L’éruption juvénile printanière
Proche de la lucite estivale, cette photodermatose touche surtout les garçons de 5 à 12 ans. L’éruption se localise sur le pourtour des oreilles sous forme de papules œdémateuses puis croûteuses. Elle débute après une exposition au soleil par temps froid, ne récidive pas aux expositions ultérieures au printemps ou en été, mais parfois les années suivantes.
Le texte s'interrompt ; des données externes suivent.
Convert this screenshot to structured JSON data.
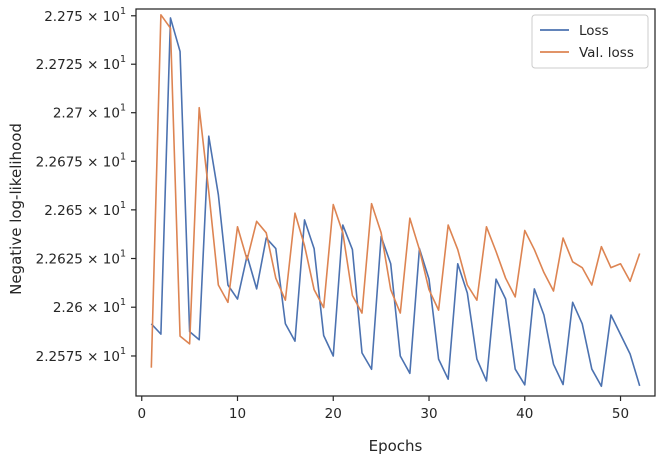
{
  "chart_data": {
    "type": "line",
    "title": "",
    "xlabel": "Epochs",
    "ylabel": "Negative log-likelihood",
    "xlim": [
      -0.6,
      53.6
    ],
    "ylim": [
      22.5545,
      22.7535
    ],
    "y_scale": "log",
    "grid": false,
    "legend_position": "top-right",
    "x_ticks": [
      0,
      10,
      20,
      30,
      40,
      50
    ],
    "x_tick_labels": [
      "0",
      "10",
      "20",
      "30",
      "40",
      "50"
    ],
    "y_ticks": [
      22.575,
      22.6,
      22.625,
      22.65,
      22.675,
      22.7,
      22.725,
      22.75
    ],
    "y_tick_labels": [
      {
        "mantissa": "2.2575",
        "base": "10",
        "exp": "1"
      },
      {
        "mantissa": "2.26",
        "base": "10",
        "exp": "1"
      },
      {
        "mantissa": "2.2625",
        "base": "10",
        "exp": "1"
      },
      {
        "mantissa": "2.265",
        "base": "10",
        "exp": "1"
      },
      {
        "mantissa": "2.2675",
        "base": "10",
        "exp": "1"
      },
      {
        "mantissa": "2.27",
        "base": "10",
        "exp": "1"
      },
      {
        "mantissa": "2.2725",
        "base": "10",
        "exp": "1"
      },
      {
        "mantissa": "2.275",
        "base": "10",
        "exp": "1"
      }
    ],
    "x": [
      1,
      2,
      3,
      4,
      5,
      6,
      7,
      8,
      9,
      10,
      11,
      12,
      13,
      14,
      15,
      16,
      17,
      18,
      19,
      20,
      21,
      22,
      23,
      24,
      25,
      26,
      27,
      28,
      29,
      30,
      31,
      32,
      33,
      34,
      35,
      36,
      37,
      38,
      39,
      40,
      41,
      42,
      43,
      44,
      45,
      46,
      47,
      48,
      49,
      50,
      51,
      52
    ],
    "series": [
      {
        "name": "Loss",
        "color": "#4c72b0",
        "values": [
          22.5915,
          22.5862,
          22.7489,
          22.7316,
          22.5875,
          22.5833,
          22.6879,
          22.6578,
          22.6114,
          22.6042,
          22.6264,
          22.6094,
          22.6355,
          22.6301,
          22.5915,
          22.5826,
          22.6448,
          22.6301,
          22.5855,
          22.575,
          22.6422,
          22.6296,
          22.5766,
          22.5682,
          22.6363,
          22.6223,
          22.575,
          22.5661,
          22.6301,
          22.6144,
          22.5734,
          22.5631,
          22.6223,
          22.6073,
          22.5734,
          22.5622,
          22.6144,
          22.6042,
          22.5683,
          22.5602,
          22.6094,
          22.596,
          22.5708,
          22.5604,
          22.6025,
          22.5915,
          22.5683,
          22.5595,
          22.596,
          22.586,
          22.576,
          22.5597
        ]
      },
      {
        "name": "Val. loss",
        "color": "#dd8452",
        "values": [
          22.569,
          22.7505,
          22.7436,
          22.5852,
          22.5812,
          22.7026,
          22.6593,
          22.6114,
          22.6025,
          22.6413,
          22.6244,
          22.6441,
          22.6382,
          22.6149,
          22.6036,
          22.6483,
          22.6316,
          22.609,
          22.5998,
          22.6527,
          22.6382,
          22.606,
          22.597,
          22.6532,
          22.6382,
          22.609,
          22.597,
          22.6457,
          22.6296,
          22.609,
          22.5985,
          22.6422,
          22.6296,
          22.6114,
          22.6036,
          22.6413,
          22.6286,
          22.6149,
          22.6053,
          22.6394,
          22.6296,
          22.6178,
          22.6083,
          22.6355,
          22.6233,
          22.6203,
          22.6114,
          22.6311,
          22.6203,
          22.6223,
          22.6133,
          22.6276
        ]
      }
    ]
  }
}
Des dermatoses photo-aggravées au soleil
Acné
L’acné est aggravée par le soleil. En effet, si le soleil diminue transitoirement l’inflammation, il accroît la comédogenèse. En outre, les cyclines, la trétinoïne, l’isotrétinoïne et le peroxyde de benzoyle sont photosensibilisants. Leur emploi n’est pas contre-indiqué en période estivale, mais doit être associé à une photoprotection externe, l’absence d’exposition solaire entre 11 et 16 heures ainsi qu’à une administration vespérale de l’anti-acnéique.
Lupus érythémateux
Le déclenchement d’une éruption cutanée sur le visage au cours de la saison ensoleillée se voit dans environ la moitié des cas de lupus érythémateux chroniques et un tiers des lupus érythémateux systémiques. Le soleil peut révéler ou aggraver la maladie: apparition de nouvelles lésions cutanées ou systémiques. Herpès Les poussées d’herpès, en particulier sur les lèvres, sont souvent déclenchées par une exposition solaire. Cela justifie la recommandation d’utiliser un stick labial écran total qui peut éviter les récidives, à condition d’être appliqué précocement et régulièrement.
Porphyries cutanées
Celles-ci (maladies héréditaires liées à un déficit de l’hème les plus fréquentes) associent des bulles sur le dos des mains, une fragilité cutanée très nettement liée aux expositions solaires, une pigmentation du visage et une hypertrichose.
Atopie
Les rapports entre la dermatite atopique et les expositions solaires sont complexes. Des expositions modérées sont bénéfiques dans la plupart des cas moyennant l’application répétée d’un soin solaire à haut coefficient de protection, sans parfum, sans conservateur. 5% des patients atopiques présentent une authentique photosensibilité, ce qui fait de la dermatite atopique une des dermatoses possiblement photo-aggravées. Enfin, d’autres photodermatoses peuvent être observées chez les atopiques: photosensibilité médicamenteuse, eczéma photo-allergique de contact.
La photosensibilisation
La photosensibilisation est une réaction cutanée excessive aux UV solaires ou artificiels, d’origine iatrogène le plus souvent. Il existe deux types de manifestations: la phototoxicité (érythème douloureux apparaissant dans les heures suivant l’exposition) et la photo-allergie (lésions eczématiformes survenant plusieurs jours après l’exposition aux UV). Ces deux mécanismes ne sont pas antinomiques et beaucoup de médicaments photosensibilisants peuvent être à l’origine des deux réactions. La phototoxicité peut laisser place à une pigmentation anormale. Les photo-allergies peuvent évoluer sous forme rémanente vers la dermatite actinique chronique (photodermatose chronique et invalidante). Ainsi que le conseille le Dr Bernadette Blouard, dermatologue à Namur: «Le meilleur traitement en cas de réaction phototoxique ou photoallergique est l’application locale d’un dermocorticoïde, une à deux fois par jour au début. La réaction s’amende en général au bout de 8 jours. Sans oublier l’application de soins cicatrisants en complément. On peut y associer des antihistaminiques par voie orale».